Divorce Irish Style. Part Two
Campaigning against the Divorce Referendum in front of the GPO.
DIVORCE VOTE WAS A SETBACK FOR THE CATHOLIC CHURCH
It’s been thirty years to the week since voters in Ireland narrowly approved a referendum legalizing divorce. The Catholic Church and opponents of divorce predicted that divorce rates would soar, and that once legal, divorce would become all too common.
As it turns out, the institution of marriage is pretty stable in Ireland. Today among the European nations, only Malta has a lower divorce rate. Malta, also an island nation, has the highest percentage of Catholic citizens in Europe. Ireland’s divorce rate is lower than that of the other majority Catholic European nations.
In 1986, Irish voters rejected the legalization of divorce. At the time, nearly 9 out of 10 people in Ireland went to Mass every week. By 1995, when voters took another swing at legalized divorce, only 2 out of 3 were in the pews each week. But that decline in attendance alone doesn’t explain the Yes vote victory on the second try.

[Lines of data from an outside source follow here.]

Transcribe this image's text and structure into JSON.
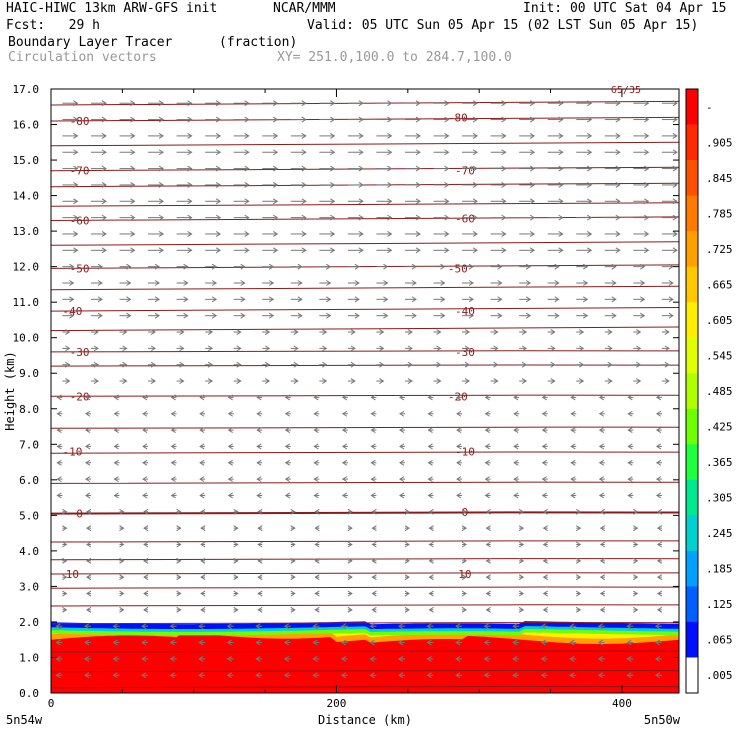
{
  "header": {
    "model": "HAIC-HIWC 13km ARW-GFS init",
    "org": "NCAR/MMM",
    "init": "Init: 00 UTC Sat 04 Apr 15",
    "fcst": "Fcst:   29 h",
    "valid": "Valid: 05 UTC Sun 05 Apr 15 (02 LST Sun 05 Apr 15)",
    "field": "Boundary Layer Tracer",
    "field_units": "(fraction)",
    "vectors": "Circulation vectors",
    "xy": "XY= 251.0,100.0 to 284.7,100.0"
  },
  "chart_data": {
    "type": "heatmap",
    "xlabel": "Distance (km)",
    "ylabel": "Height (km)",
    "xlim": [
      0,
      440
    ],
    "ylim": [
      0,
      17
    ],
    "x_ticks": [
      0,
      200,
      400
    ],
    "y_ticks": [
      "0.0",
      "1.0",
      "2.0",
      "3.0",
      "4.0",
      "5.0",
      "6.0",
      "7.0",
      "8.0",
      "9.0",
      "10.0",
      "11.0",
      "12.0",
      "13.0",
      "14.0",
      "15.0",
      "16.0",
      "17.0"
    ],
    "x_left_label": "5n54w",
    "x_right_label": "5n50w",
    "corner_label": "65/35",
    "colorbar": {
      "labels": [
        "-",
        ".905",
        ".845",
        ".785",
        ".725",
        ".665",
        ".605",
        ".545",
        ".485",
        ".425",
        ".365",
        ".305",
        ".245",
        ".185",
        ".125",
        ".065",
        ".005"
      ],
      "colors": [
        "#ff0000",
        "#ff2a00",
        "#ff5000",
        "#ff7a00",
        "#ffa000",
        "#ffc800",
        "#ffee00",
        "#e0ff00",
        "#b0ff00",
        "#70ff00",
        "#20ff40",
        "#00e890",
        "#00d0d0",
        "#00a0ff",
        "#0060ff",
        "#0010ff",
        "#ffffff"
      ]
    },
    "contour_labels": [
      {
        "x": 20,
        "y": 16.1,
        "label": "-80"
      },
      {
        "x": 285,
        "y": 16.2,
        "label": "-80"
      },
      {
        "x": 20,
        "y": 14.7,
        "label": "-70"
      },
      {
        "x": 290,
        "y": 14.7,
        "label": "-70"
      },
      {
        "x": 20,
        "y": 13.3,
        "label": "-60"
      },
      {
        "x": 290,
        "y": 13.35,
        "label": "-60"
      },
      {
        "x": 20,
        "y": 11.95,
        "label": "-50"
      },
      {
        "x": 285,
        "y": 11.95,
        "label": "-50"
      },
      {
        "x": 15,
        "y": 10.75,
        "label": "-40"
      },
      {
        "x": 290,
        "y": 10.75,
        "label": "-40"
      },
      {
        "x": 20,
        "y": 9.6,
        "label": "-30"
      },
      {
        "x": 290,
        "y": 9.6,
        "label": "-30"
      },
      {
        "x": 20,
        "y": 8.35,
        "label": "-20"
      },
      {
        "x": 285,
        "y": 8.35,
        "label": "-20"
      },
      {
        "x": 15,
        "y": 6.8,
        "label": "-10"
      },
      {
        "x": 290,
        "y": 6.8,
        "label": "-10"
      },
      {
        "x": 20,
        "y": 5.05,
        "label": "0"
      },
      {
        "x": 290,
        "y": 5.1,
        "label": "0"
      },
      {
        "x": 15,
        "y": 3.35,
        "label": "10"
      },
      {
        "x": 290,
        "y": 3.35,
        "label": "10"
      }
    ],
    "colors": {
      "contour": "#8b1a1a",
      "vector": "#777777"
    }
  }
}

The early eighties were horrible years for the Catholic church in Ireland. It never recovered from the revelations about Bishop Eammon Casey of Galway having a wife and son in New York. Then came the drip, drip, drip of the clerical sexual abuse scandal. By 1995 the political clout of the Catholic Church in Ireland was diminished.
Today, hardly anyone attends Mass regularly in Ireland. All those empty church buildings and abandoned pews are that way because only one in three Catholics still attends Mass weekly.
FEAR OF THE UNKNOWN
Before divorce became legal by a vote of the people of Ireland, married women had a tough time establishing any kind of financial independence and claiming a share of the couple’s assets. The same Constitution that forbade the "dissolution of marriage” declared, “that mothers shall not be obliged by economic necessity to engage in labour to the neglect of duties in the home.” In other words, mothers shouldn't need to hold jobs outiside the home. Family law before 1995 deprived her of a share of the family assets should she try to leave her husband.
The No campaign for the divorce referendum in 1986 emphasized uncertainty. Women were told if their husbands decided to divorce them and take up with another woman, they could kiss the house and farm goodbye. The 1995 referendum and some legislation in the early 1990s remedied that by allowing the courts to determine who gets what.
In the aftermath of the massive change in marriage law approved in 1995, the deluge of divorce cases before the courts predicted by the Vote No forces didn’t materialize. There are plenty of statistics about the number of break ups adjudicated, but few stories. That’s because divorce cases were kept confidential by the courts. In fact, the very first legal divorce in Ireland was granted to a dying man who wanted to marry his partner. HIs wife had refused to go along with his desire to divorce until the very end. No names or details of the case were ever released, as far as records show.
COUNTRY VOTERS AND CITY VOTERS
Divorce would not have been legalized in Ireland 30 years ago if it was up to voters in the towns and villages of Ireland rather than the cities. In the Dublin and Cork areas, the Yes vote won handily. In the rest of the country (even in Galway), the majority rejected divorce.
The vote on Nov. 24, 1995, was incredibly close. When all the ballots were tabulated, 50.28% voted Yes while 49.72% voted No. The margin of victory was 9,144 votes. One more No vote in every ballot box could have changed the outcome. While the weather in the West of Ireland was nasty on election day and thus a factor in the turn out, the conditions in the East of Ireland (Dublin mainly) were relatively mild. Better weather in the West might have meant a higher turnout among No voters. Enough to alter the outcome and maintain the Constitutional ban on divorce in Ireland? We’ll never know.
The government of Ireland totally put its thumb on the scale to pass the referendum, spending the equivalent of on a Yes campaign. Just days before the election, the highest court in the land ordered a halt to such spending. After the election, divorce opponents went to court to challenge the result based on that expenditure. The court case delayed but didn’t change the final outcome. On February 27, 1997 divorce in Ireland became a reality.
Poll workers in Dublin sort the ballots on May 24, 2019.
DIVORCE REVISITED IN 2019
Nothing ages faster than the claims made during an election campaign. Voting Yes on a certain candidate or issue will mean the end of civilization as we know it. Voting No will condemn society to living in a political past deprived of any social progress.
Twenty four years after the November 1995 divorce election, Irish voters returned to the polls. The question was whether the four-year waiting period before a divorce could be granted should be changed to just two years. By then, voters had apparently gotten past their fears about the worst-case scenarios for Irish society should divorce become legal. In 1995 the Yes vote was under 51%. Less than 24 years later, on May 24, 2019, the Yes vote was 82%. The vote to approve shorter waiting periods passed overwhelmingly in every precinct in Ireland, even in those where the vote on the 1995 referendum was overwhelmingly No. Ireland, it seems, had come to terms with the modern way of marriage.